According to https://gpuopen.com/amd-gcn-assembly-cross-lane-operations/ the hardware is able to do refined reduce operations.
By 'refined', I have in mind doing an add/min/max among neighboring work-items 0-3, 4-7, etc or 0-7, 8-15, etc in a wavefront.
In my usecase, my kernels would benefit from having reduce operations available among power of two groups of neighboring work-items. I think it would be better if the reduce operations would allow non-power of two patterns, but it's likely harder to implement. For my part power of two would be already very useful.
Currently the opencl spec enables to do reduce operations for a sub_group or a work_group (sub_group_reduce and work_group_reduce).

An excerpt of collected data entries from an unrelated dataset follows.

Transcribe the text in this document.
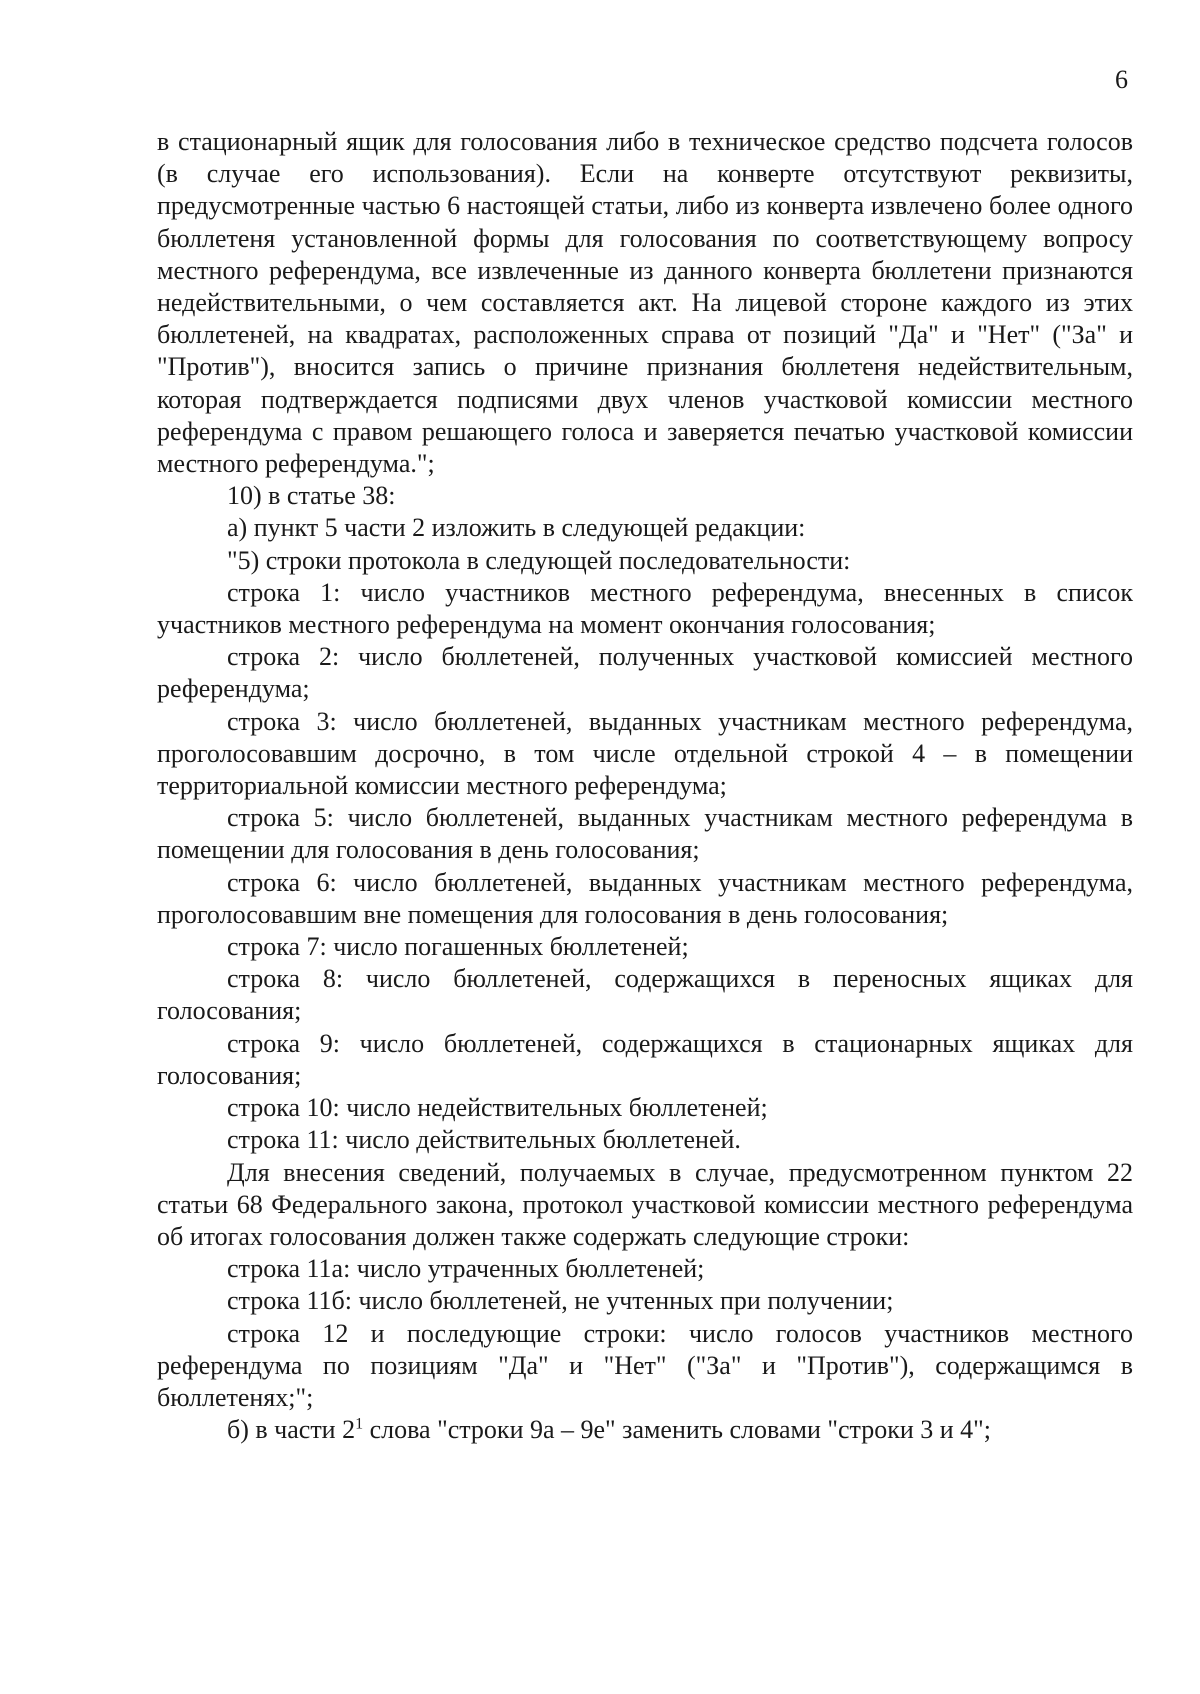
6

в стационарный ящик для голосования либо в техническое средство подсчета голосов (в случае его использования). Если на конверте отсутствуют реквизиты, предусмотренные частью 6 настоящей статьи, либо из конверта извлечено более одного бюллетеня установленной формы для голосования по соответствующему вопросу местного референдума, все извлеченные из данного конверта бюллетени признаются недействительными, о чем составляется акт. На лицевой стороне каждого из этих бюллетеней, на квадратах, расположенных справа от позиций "Да" и "Нет" ("За" и "Против"), вносится запись о причине признания бюллетеня недействительным, которая подтверждается подписями двух членов участковой комиссии местного референдума с правом решающего голоса и заверяется печатью участковой комиссии местного референдума.";

10) в статье 38:

а) пункт 5 части 2 изложить в следующей редакции:

"5) строки протокола в следующей последовательности:

строка 1: число участников местного референдума, внесенных в список участников местного референдума на момент окончания голосования;

строка 2: число бюллетеней, полученных участковой комиссией местного референдума;

строка 3: число бюллетеней, выданных участникам местного референдума, проголосовавшим досрочно, в том числе отдельной строкой 4 – в помещении территориальной комиссии местного референдума;

строка 5: число бюллетеней, выданных участникам местного референдума в помещении для голосования в день голосования;

строка 6: число бюллетеней, выданных участникам местного референдума, проголосовавшим вне помещения для голосования в день голосования;

строка 7: число погашенных бюллетеней;

строка 8: число бюллетеней, содержащихся в переносных ящиках для голосования;

строка 9: число бюллетеней, содержащихся в стационарных ящиках для голосования;

строка 10: число недействительных бюллетеней;

строка 11: число действительных бюллетеней.

Для внесения сведений, получаемых в случае, предусмотренном пунктом 22 статьи 68 Федерального закона, протокол участковой комиссии местного референдума об итогах голосования должен также содержать следующие строки:

строка 11а: число утраченных бюллетеней;

строка 11б: число бюллетеней, не учтенных при получении;

строка 12 и последующие строки: число голосов участников местного референдума по позициям "Да" и "Нет" ("За" и "Против"), содержащимся в бюллетенях;";

б) в части $2^1$ слова "строки 9а – 9е" заменить словами "строки 3 и 4";
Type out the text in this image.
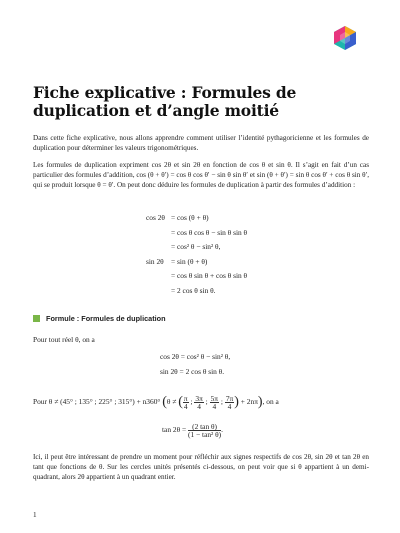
Fiche explicative : Formules de duplication et d’angle moitié

Dans cette fiche explicative, nous allons apprendre comment utiliser l’identité pythagoricienne et les formules de duplication pour déterminer les valeurs trigonométriques.

Les formules de duplication expriment cos 2θ et sin 2θ en fonction de cos θ et sin θ. Il s’agit en fait d’un cas particulier des formules d’addition, cos (θ + θ′) = cos θ cos θ′ − sin θ sin θ′ et sin (θ + θ′) = sin θ cos θ′ + cos θ sin θ′, qui se produit lorsque θ = θ′. On peut donc déduire les formules de duplication à partir des formules d’addition :

cos 2θ = cos (θ + θ)
= cos θ cos θ − sin θ sin θ
= cos² θ − sin² θ,
sin 2θ = sin (θ + θ)
= cos θ sin θ + cos θ sin θ
= 2 cos θ sin θ.
Formule : Formules de duplication
Pour tout réel θ, on a
cos 2θ = cos² θ − sin² θ,
sin 2θ = 2 cos θ sin θ.
Pour θ ≠ (45° ; 135° ; 225° ; 315°) + n360° (θ ≠ ( $\frac{\pi}{4}$ ; $\frac{3\pi}{4}$ ; $\frac{5\pi}{4}$ ; $\frac{7\pi}{4}$ ) + 2nπ), on a
$\tan 2\theta = \frac{\text{(2 tan θ)}}{\text{(1 − tan² θ)}}$ .

Ici, il peut être intéressant de prendre un moment pour réfléchir aux signes respectifs de cos 2θ, sin 2θ et tan 2θ en tant que fonctions de θ. Sur les cercles unités présentés ci-dessous, on peut voir que si θ appartient à un demi-quadrant, alors 2θ appartient à un quadrant entier.

1
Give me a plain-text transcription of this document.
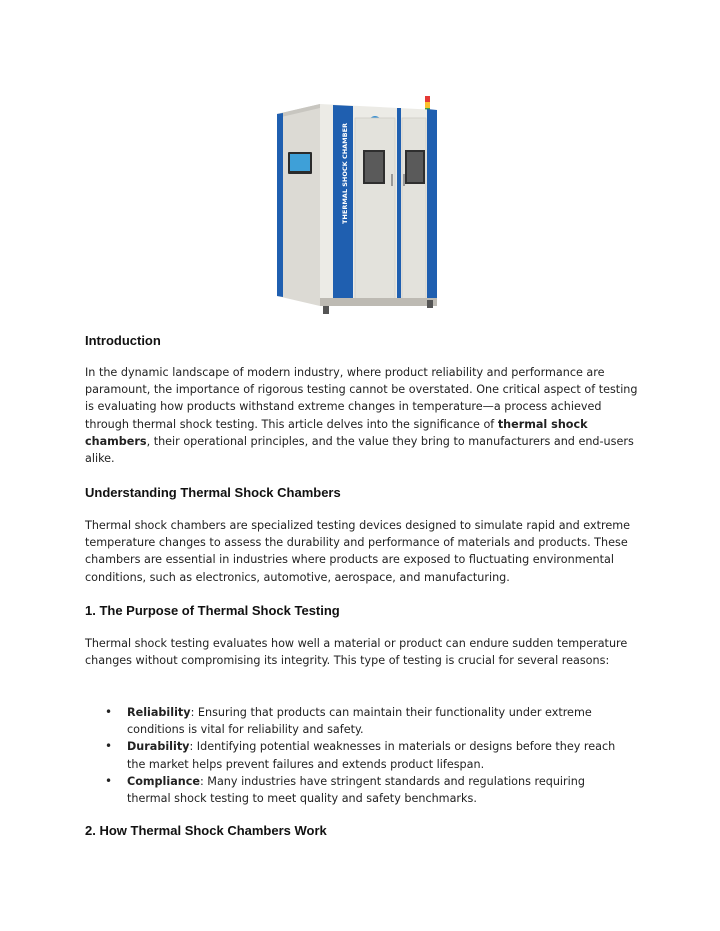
THERMAL SHOCK CHAMBER
Introduction

In the dynamic landscape of modern industry, where product reliability and performance are paramount, the importance of rigorous testing cannot be overstated. One critical aspect of testing is evaluating how products withstand extreme changes in temperature—a process achieved through thermal shock testing. This article delves into the significance of thermal shock chambers, their operational principles, and the value they bring to manufacturers and end-users alike.

Understanding Thermal Shock Chambers

Thermal shock chambers are specialized testing devices designed to simulate rapid and extreme temperature changes to assess the durability and performance of materials and products. These chambers are essential in industries where products are exposed to fluctuating environmental conditions, such as electronics, automotive, aerospace, and manufacturing.

1. The Purpose of Thermal Shock Testing

Thermal shock testing evaluates how well a material or product can endure sudden temperature changes without compromising its integrity. This type of testing is crucial for several reasons:

• Reliability: Ensuring that products can maintain their functionality under extreme conditions is vital for reliability and safety.
• Durability: Identifying potential weaknesses in materials or designs before they reach the market helps prevent failures and extends product lifespan.
• Compliance: Many industries have stringent standards and regulations requiring thermal shock testing to meet quality and safety benchmarks.
2. How Thermal Shock Chambers Work
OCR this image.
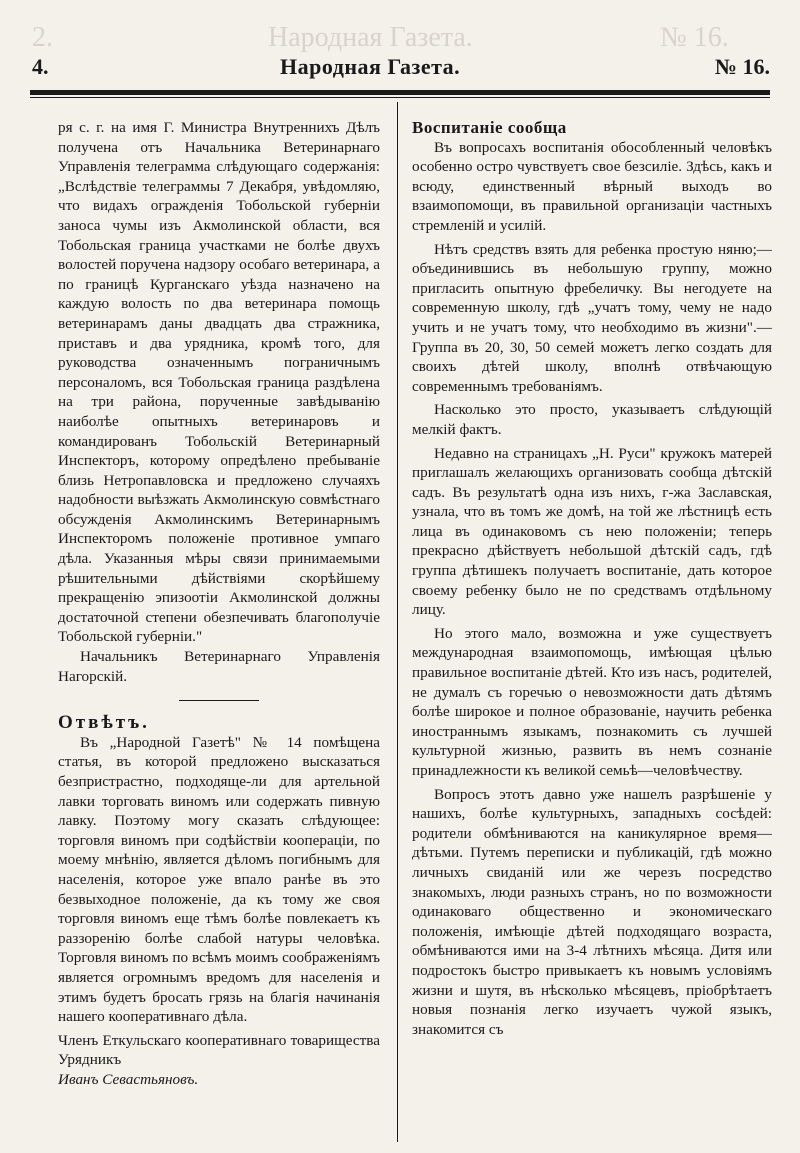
2.	Народная Газета.	№ 16.
4.	Народная Газета.	№ 16.

ря с. г. на имя Г. Министра Внутреннихъ Дѣлъ получена отъ Начальника Ветеринарнаго Управленія телеграмма слѣдующаго содержанія: „Вслѣдствіе телеграммы 7 Декабря, увѣдомляю, что видахъ огражденія Тобольской губерніи заноса чумы изъ Акмолинской области, вся Тобольская граница участками не болѣе двухъ волостей поручена надзору особаго ветеринара, а по границѣ Курганскаго уѣзда назначено на каждую волость по два ветеринара помощь ветеринарамъ даны двадцать два стражника, приставъ и два урядника, кромѣ того, для руководства означеннымъ пограничнымъ персоналомъ, вся Тобольская граница раздѣлена на три района, порученные завѣдыванію наиболѣе опытныхъ ветеринаровъ и командированъ Тобольскій Ветеринарный Инспекторъ, которому опредѣлено пребываніе близь Нетропавловска и предложено случаяхъ надобности выѣзжать Акмолинскую совмѣстнаго обсужденія Акмолинскимъ Ветеринарнымъ Инспекторомъ положеніе противное умпаго дѣла. Указанныя мѣры связи принимаемыми рѣшительными дѣйствіями скорѣйшему прекращенію эпизоотіи Акмолинской должны достаточной степени обезпечивать благополучіе Тобольской губерніи."

Начальникъ Ветеринарнаго Управленія Нагорскій.

Отвѣтъ.

Въ „Народной Газетѣ" № 14 помѣщена статья, въ которой предложено высказаться безпристрастно, подходяще-ли для артельной лавки торговать виномъ или содержать пивную лавку. Поэтому могу сказать слѣдующее: торговля виномъ при содѣйствіи кооперацiи, по моему мнѣнію, является дѣломъ погибнымъ для населенія, которое уже впало ранѣе въ это безвыходное положеніе, да къ тому же своя торговля виномъ еще тѣмъ болѣе повлекаетъ къ раззоренію болѣе слабой натуры человѣка. Торговля виномъ по всѣмъ моимъ соображеніямъ является огромнымъ вредомъ для населенія и этимъ будетъ бросать грязь на благія начинанія нашего кооперативнаго дѣла.

Членъ Еткульскаго кооперативнаго товарищества Урядникъ

Иванъ Севастьяновъ.

Воспитаніе сообща

Въ вопросахъ воспитанія обособленный человѣкъ особенно остро чувствуетъ свое безсиліе. Здѣсь, какъ и всюду, единственный вѣрный выходъ во взаимопомощи, въ правильной организаціи частныхъ стремленій и усилій.

Нѣтъ средствъ взять для ребенка простую няню;—объединившись въ небольшую группу, можно пригласить опытную фребеличку. Вы негодуете на современную школу, гдѣ „учатъ тому, чему не надо учить и не учатъ тому, что необходимо въ жизни".—Группа въ 20, 30, 50 семей можетъ легко создать для своихъ дѣтей школу, вполнѣ отвѣчающую современнымъ требованіямъ.

Насколько это просто, указываетъ слѣдующій мелкій фактъ.

Недавно на страницахъ „Н. Руси" кружокъ матерей приглашалъ желающихъ организовать сообща дѣтскій садъ. Въ результатѣ одна изъ нихъ, г-жа Заславская, узнала, что въ томъ же домѣ, на той же лѣстницѣ есть лица въ одинаковомъ съ нею положеніи; теперь прекрасно дѣйствуетъ небольшой дѣтскій садъ, гдѣ группа дѣтишекъ получаетъ воспитаніе, дать которое своему ребенку было не по средствамъ отдѣльному лицу.

Но этого мало, возможна и уже существуетъ международная взаимопомощь, имѣющая цѣлью правильное воспитаніе дѣтей. Кто изъ насъ, родителей, не думалъ съ горечью о невозможности дать дѣтямъ болѣе широкое и полное образованіе, научить ребенка иностраннымъ языкамъ, познакомить съ лучшей культурной жизнью, развить въ немъ сознаніе принадлежности къ великой семьѣ—человѣчеству.

Вопросъ этотъ давно уже нашелъ разрѣшеніе у нашихъ, болѣе культурныхъ, западныхъ сосѣдей: родители обмѣниваются на каникулярное время—дѣтьми. Путемъ переписки и публикацій, гдѣ можно личныхъ свиданій или же черезъ посредство знакомыхъ, люди разныхъ странъ, но по возможности одинаковаго общественно и экономическаго положенія, имѣющіе дѣтей подходящаго возраста, обмѣниваются ими на 3-4 лѣтнихъ мѣсяца. Дитя или подростокъ быстро привыкаетъ къ новымъ условіямъ жизни и шутя, въ нѣсколько мѣсяцевъ, пріобрѣтаетъ новыя познанія легко изучаетъ чужой языкъ, знакомится съ
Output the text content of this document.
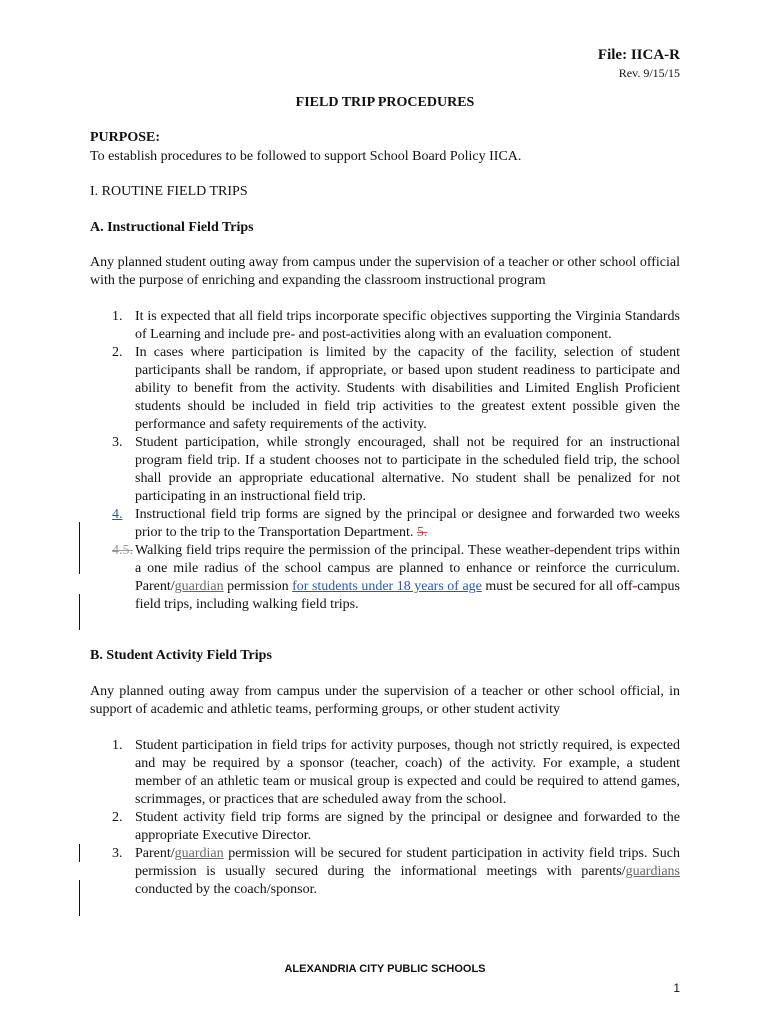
File: IICA-R
Rev. 9/15/15
FIELD TRIP PROCEDURES
PURPOSE:
To establish procedures to be followed to support School Board Policy IICA.
I. ROUTINE FIELD TRIPS
A. Instructional Field Trips
Any planned student outing away from campus under the supervision of a teacher or other school official with the purpose of enriching and expanding the classroom instructional program
1. It is expected that all field trips incorporate specific objectives supporting the Virginia Standards of Learning and include pre- and post-activities along with an evaluation component.
2. In cases where participation is limited by the capacity of the facility, selection of student participants shall be random, if appropriate, or based upon student readiness to participate and ability to benefit from the activity. Students with disabilities and Limited English Proficient students should be included in field trip activities to the greatest extent possible given the performance and safety requirements of the activity.
3. Student participation, while strongly encouraged, shall not be required for an instructional program field trip. If a student chooses not to participate in the scheduled field trip, the school shall provide an appropriate educational alternative. No student shall be penalized for not participating in an instructional field trip.
4. Instructional field trip forms are signed by the principal or designee and forwarded two weeks prior to the trip to the Transportation Department. 5.
4.5. Walking field trips require the permission of the principal. These weather-dependent trips within a one mile radius of the school campus are planned to enhance or reinforce the curriculum. Parent/guardian permission for students under 18 years of age must be secured for all off-campus field trips, including walking field trips.
B. Student Activity Field Trips
Any planned outing away from campus under the supervision of a teacher or other school official, in support of academic and athletic teams, performing groups, or other student activity
1. Student participation in field trips for activity purposes, though not strictly required, is expected and may be required by a sponsor (teacher, coach) of the activity. For example, a student member of an athletic team or musical group is expected and could be required to attend games, scrimmages, or practices that are scheduled away from the school.
2. Student activity field trip forms are signed by the principal or designee and forwarded to the appropriate Executive Director.
3. Parent/guardian permission will be secured for student participation in activity field trips. Such permission is usually secured during the informational meetings with parents/guardians conducted by the coach/sponsor.
ALEXANDRIA CITY PUBLIC SCHOOLS
1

However the generated ISA (on RX480) is very disappointing and is slower than my manual code using lds.
A reduced add on a wavefront level should be implemented like in the last example of the gpuopen web page (replacing the nops with independant instructions), thus using only 7 add instructions.
I expect the new extension for the refined add/min/max reduce would use only a few add instructions by adapting the last example of the gpuopen webpage.
To my knowledge, it should be already possible to use inline assembly to implement the feature, however I would like an opencl extension instead because:
. The compiler can adapt to AMD hardware generation requirements (number of NOP, etc). I don't want to target only one generate or update the code every generation.
. The compiler can replace the NOP with independant operations.
. The code is more portable
. If AMD implements new hardware features in the future that helps the extension performance, AMD can use these for the extension.